Pact tome 01 de Shinnosuke Kuji chez Pika Éditions

Pact tome 01

New York, un jour comme un autre pour les habitants de la grosse pomme mais dans les profondeurs de la mer un démineur tétanisé tente de désamorcer une bombe. Il échoue. New York, Washington, la Californie, la Floride, le Massachusetts tous sont rayés de la carte, emportés par le gigantesque tsunami qui a résulté de l’explosion d’une bombe à azote. L’intégralité ou presque du territoire américain est maintenant sous les eaux.

Peu de temps après, au japon, l’état major des opérations de désamorçage des bombes à azote se réunit. Si la panique n’a pas encore gagné le pays c’est parce qu’un contrôle drastique des informations a été mis en place. Pour l’incident des États-Unis la version officielle est qu’une erreur de manipulation a conduit à l’explosion d’une bombe atomique. Certaines rumeurs sur internet évoquent la chute d’une météorite ou un tremblement de terre. Mais les gens réunis ce jour là savent l’inquiétante vérité.

Un groupuscule terroriste qui se fait appeler la nation du pôle sud a placé partout dans le monde des bombes à azote sur des failles géologiques et envoyé un compte à rebours aux gouvernements avant leur explosion. Au japon il y en a trois et c’est une jeune fille, Machiko Machida, prodige de l’informatique et du déminage, qui est chargée de sauver le monde.

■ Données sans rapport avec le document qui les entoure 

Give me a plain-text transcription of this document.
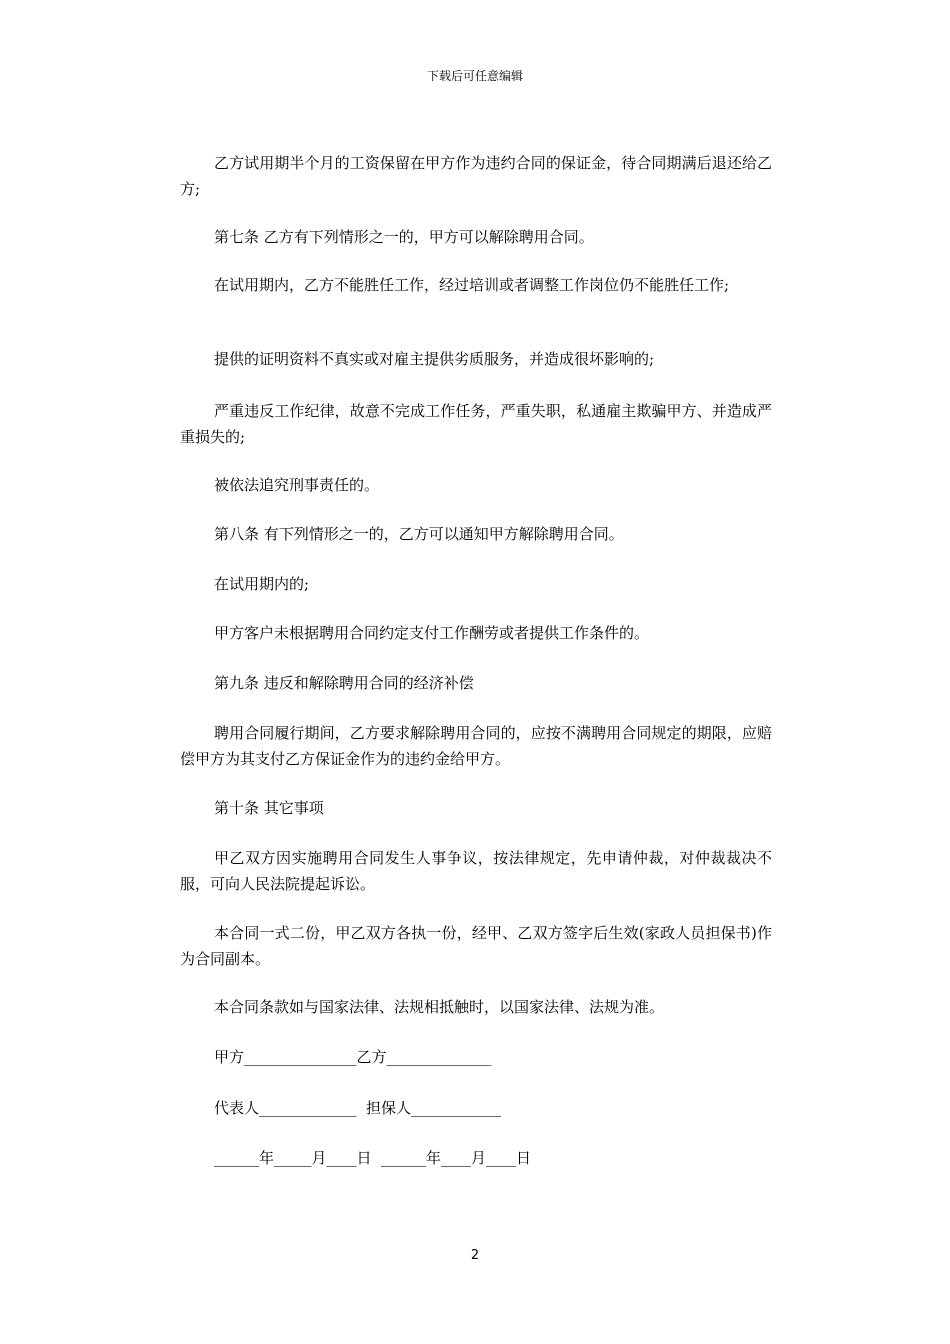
下载后可任意编辑

乙方试用期半个月的工资保留在甲方作为违约合同的保证金，待合同期满后退还给乙方;

第七条 乙方有下列情形之一的，甲方可以解除聘用合同。

在试用期内，乙方不能胜任工作，经过培训或者调整工作岗位仍不能胜任工作;

提供的证明资料不真实或对雇主提供劣质服务，并造成很坏影响的;

严重违反工作纪律，故意不完成工作任务，严重失职，私通雇主欺骗甲方、并造成严重损失的;

被依法追究刑事责任的。

第八条 有下列情形之一的，乙方可以通知甲方解除聘用合同。

在试用期内的;

甲方客户未根据聘用合同约定支付工作酬劳或者提供工作条件的。

第九条 违反和解除聘用合同的经济补偿

聘用合同履行期间，乙方要求解除聘用合同的，应按不满聘用合同规定的期限，应赔偿甲方为其支付乙方保证金作为的违约金给甲方。

第十条 其它事项

甲乙双方因实施聘用合同发生人事争议，按法律规定，先申请仲裁，对仲裁裁决不服，可向人民法院提起诉讼。

本合同一式二份，甲乙双方各执一份，经甲、乙双方签字后生效(家政人员担保书)作为合同副本。

本合同条款如与国家法律、法规相抵触时，以国家法律、法规为准。

甲方_______________乙方______________
代表人_____________  担保人____________
______年_____月____日  ______年____月____日
2
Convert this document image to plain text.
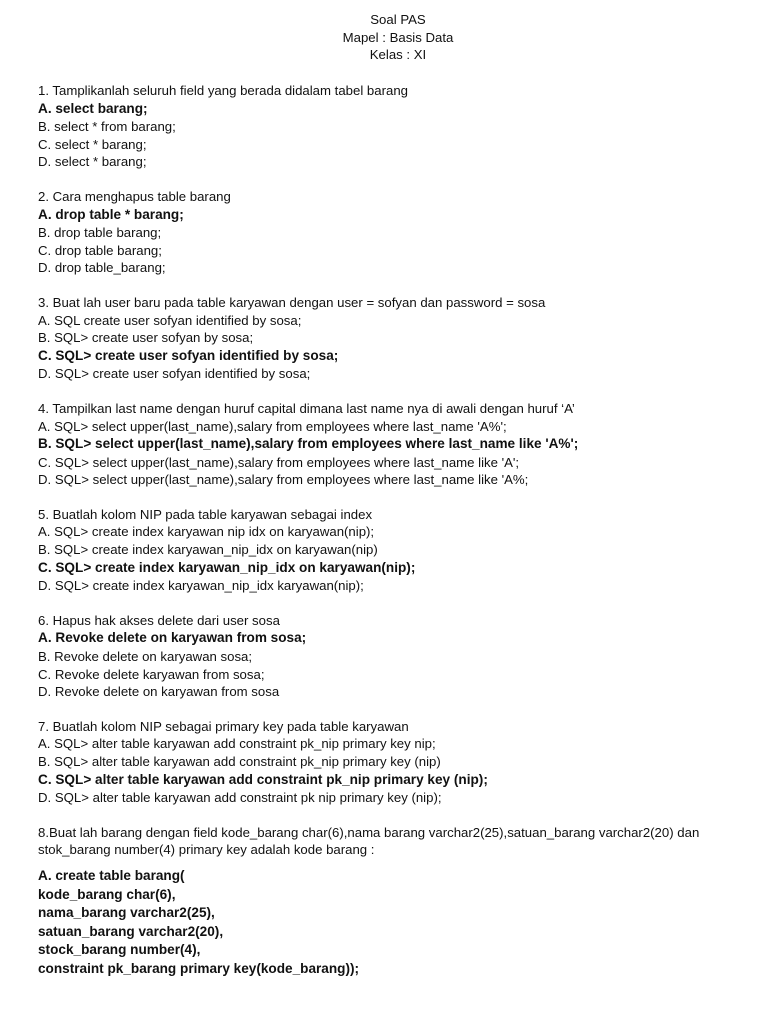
Soal PAS
Mapel : Basis Data
Kelas : XI
1. Tamplikanlah seluruh field yang berada didalam tabel barang
A. select barang;
B. select * from barang;
C. select * barang;
D. select * barang;
2. Cara menghapus table barang
A. drop table * barang;
B. drop table barang;
C. drop table barang;
D. drop table_barang;
3. Buat lah user baru pada table karyawan dengan user = sofyan dan password = sosa
A. SQL create user sofyan identified by sosa;
B. SQL> create user sofyan by sosa;
C. SQL> create user sofyan identified by sosa;
D. SQL> create user sofyan identified by sosa;
4. Tampilkan last name dengan huruf capital dimana last name nya di awali dengan huruf ‘A’
A. SQL> select upper(last_name),salary from employees where last_name 'A%';
B. SQL> select upper(last_name),salary from employees where last_name like 'A%';
C. SQL> select upper(last_name),salary from employees where last_name like 'A';
D. SQL> select upper(last_name),salary from employees where last_name like 'A%;
5. Buatlah kolom NIP pada table karyawan sebagai index
A. SQL> create index karyawan nip idx on karyawan(nip);
B. SQL> create index karyawan_nip_idx on karyawan(nip)
C. SQL> create index karyawan_nip_idx on karyawan(nip);
D. SQL> create index karyawan_nip_idx karyawan(nip);
6. Hapus hak akses delete dari user sosa
A. Revoke delete on karyawan from sosa;
B. Revoke delete on karyawan sosa;
C. Revoke delete karyawan from sosa;
D. Revoke delete on karyawan from sosa
7. Buatlah kolom NIP sebagai primary key pada table karyawan
A. SQL> alter table karyawan add constraint pk_nip primary key nip;
B. SQL> alter table karyawan add constraint pk_nip primary key (nip)
C. SQL> alter table karyawan add constraint pk_nip primary key (nip);
D. SQL> alter table karyawan add constraint pk nip primary key (nip);
8.Buat lah barang dengan field kode_barang char(6),nama barang varchar2(25),satuan_barang varchar2(20) dan stok_barang number(4) primary key adalah kode barang :
A. create table barang(
kode_barang char(6),
nama_barang varchar2(25),
satuan_barang varchar2(20),
stock_barang number(4),
constraint pk_barang primary key(kode_barang));
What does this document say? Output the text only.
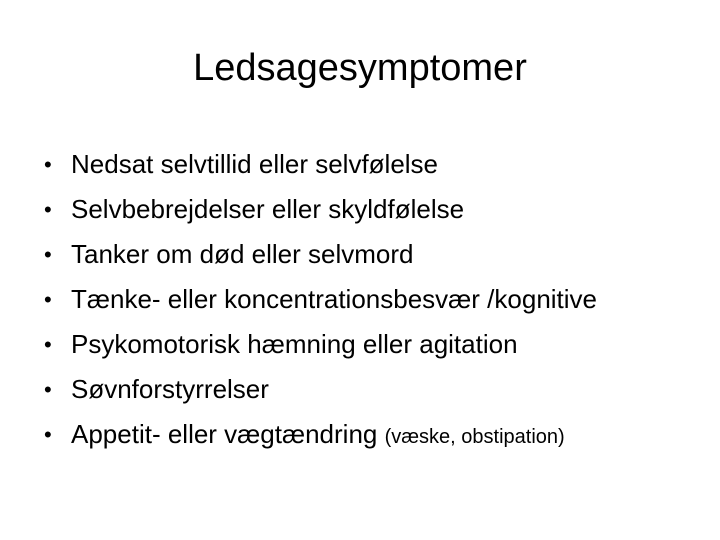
Ledsagesymptomer
• Nedsat selvtillid eller selvfølelse
• Selvbebrejdelser eller skyldfølelse
• Tanker om død eller selvmord
• Tænke- eller koncentrationsbesvær /kognitive
• Psykomotorisk hæmning eller agitation
• Søvnforstyrrelser
• Appetit- eller vægtændring (væske, obstipation)
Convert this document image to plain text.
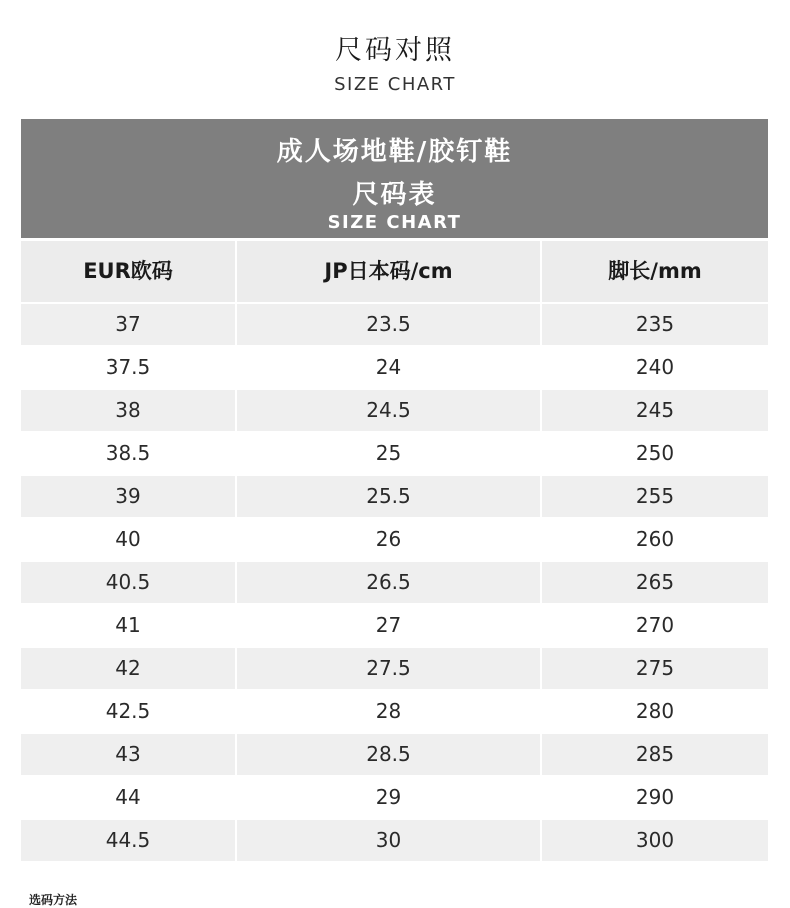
尺码对照
SIZE CHART
成人场地鞋/胶钉鞋
尺码表
SIZE CHART
EUR欧码	JP日本码/cm	脚长/mm
37	23.5	235
37.5	24	240
38	24.5	245
38.5	25	250
39	25.5	255
40	26	260
40.5	26.5	265
41	27	270
42	27.5	275
42.5	28	280
43	28.5	285
44	29	290
44.5	30	300
选码方法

Dans les profondeurs, un autre monde.

La vraie originalité de Pact est d’avoir choisi comme lieu pour le déroulement de l’action les profondeurs sous-marines. Peut-être avez-vous déjà entendu la phrase « On connait mieux la surface de la lune que le fond de nos océans », elle est parfaite pour illustrer le concept du manga : un monde que l’on connait mal, un territoire presque inexploré et très dangereux.
De plus, placer les combats dans l’océan a quelque chose d’oppressant. Les mouvements sont limités et ralentis, toute personne qui a déjà essayé de courir dans l’eau voit ce dont je parle. Du coup, placer des fusillades et des explosions dans ce milieu offre une perspective tout à fait nouvelle. On ressent bien au fil des pages le contraste saisissant entre le calme des profondeurs maritimes et les explosions et autres coups de feu que l’on imagine assourdis.
L’affiche du film Alien de Tony Scott disait « Dans l’espace, personne ne vous entend crier », dans la mer on vous entend à peine.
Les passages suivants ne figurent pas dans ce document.